Kulisy posiedzenia Rady Mediów Narodowych. Będą bronić TVP do końca

- Doradca Krzysztofa Czabańskiego na posiedzeniu Rady Mediów Narodowych tłumaczył jej członkom, na czym polega groza zmian szykowanych przez obecną opozycję - mówi nam Robert Kwiatkowski, członek Rady. Wirtualna Polska poznała kulisy posiedzenia RMN.

Danuta Holecka i Krzysztof Czabański
Danuta Holecka i Krzysztof Czabański
Źródło zdjęć: © East News, TVP
Michał Wróblewski

27.10.2023 19:27

Przygotował także oświadczenie, w którym wskazał, że "Rada Mediów Narodowych przestrzega liderów opozycji przed wprowadzeniem bezprawia w Polsce". "Będziemy bronić mediów publicznych i ich pracowników przed zapowiadanymi przez opozycję działaniami łamiącymi prawo" - czytamy w piśmie. Szef RMN zastrzegł, że "winni łamania prawa prędzej czy później poniosą surowe konsekwencje swoich czynów" (z pełną treścią można zapoznać się TUTAJ).

Jak dowiedziała się Wirtualna Polska, oświadczenie przedłożone przez przewodniczącego Czabańskiego zostało przyjęte głosami trzech członków Rady. Dwóch zagłosowało przeciwko przyjęciu oświadczenia.

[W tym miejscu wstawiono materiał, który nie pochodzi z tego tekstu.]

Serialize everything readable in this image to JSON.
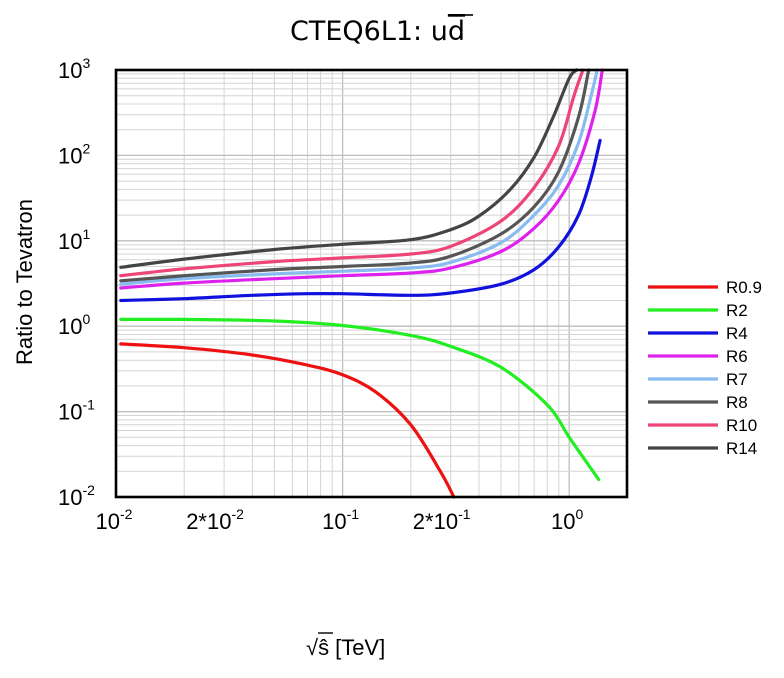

Dalsza część artykułu pod materiałem wideo

Jednym z nich - jak słyszymy - był Robert Kwiatkowski, były prezes TVP i członek RMN z ramienia obecnej opozycji. Kwiatkowski - były poseł Lewicy - przygotował własne oświadczenie, które - jak się dowiadujemy - zostało poddane pod głosowanie przez szefa Rady (ale odrzucone stosunkiem głosów 2:3).

Przypomnijmy: członkami rady są Krzysztof Czabański (były wiceminister kultury w rządzie Beaty Szydło), Joanna Lichocka, Piotr Babinetz (dwoje posłów PiS) oraz Robert Kwiatkowski i Marek Rutka, którzy do Sejmu dostali się z list Lewicy.

Członek RMN: sprawdzić nieprawidłowości w kampanii

Treść oświadczenia autorstwa Kwiatkowskiego, które miało być alternatywą wobec oświadczenia Czabańskiego, przytaczamy w całości:

W związku z wypowiedziami liderów opozycji parlamentarnej dotyczącymi mediów publicznych, Rada Mediów Narodowych z ubolewaniem stwierdza, że media narodowe nie dochowały ustawowego obowiązku bezstronności i nie zapewniły równego dostępu wszystkim komitetom wyborczymi i kandydatom w wyborach parlamentarnych, które odbyły się 15.10.2023 r.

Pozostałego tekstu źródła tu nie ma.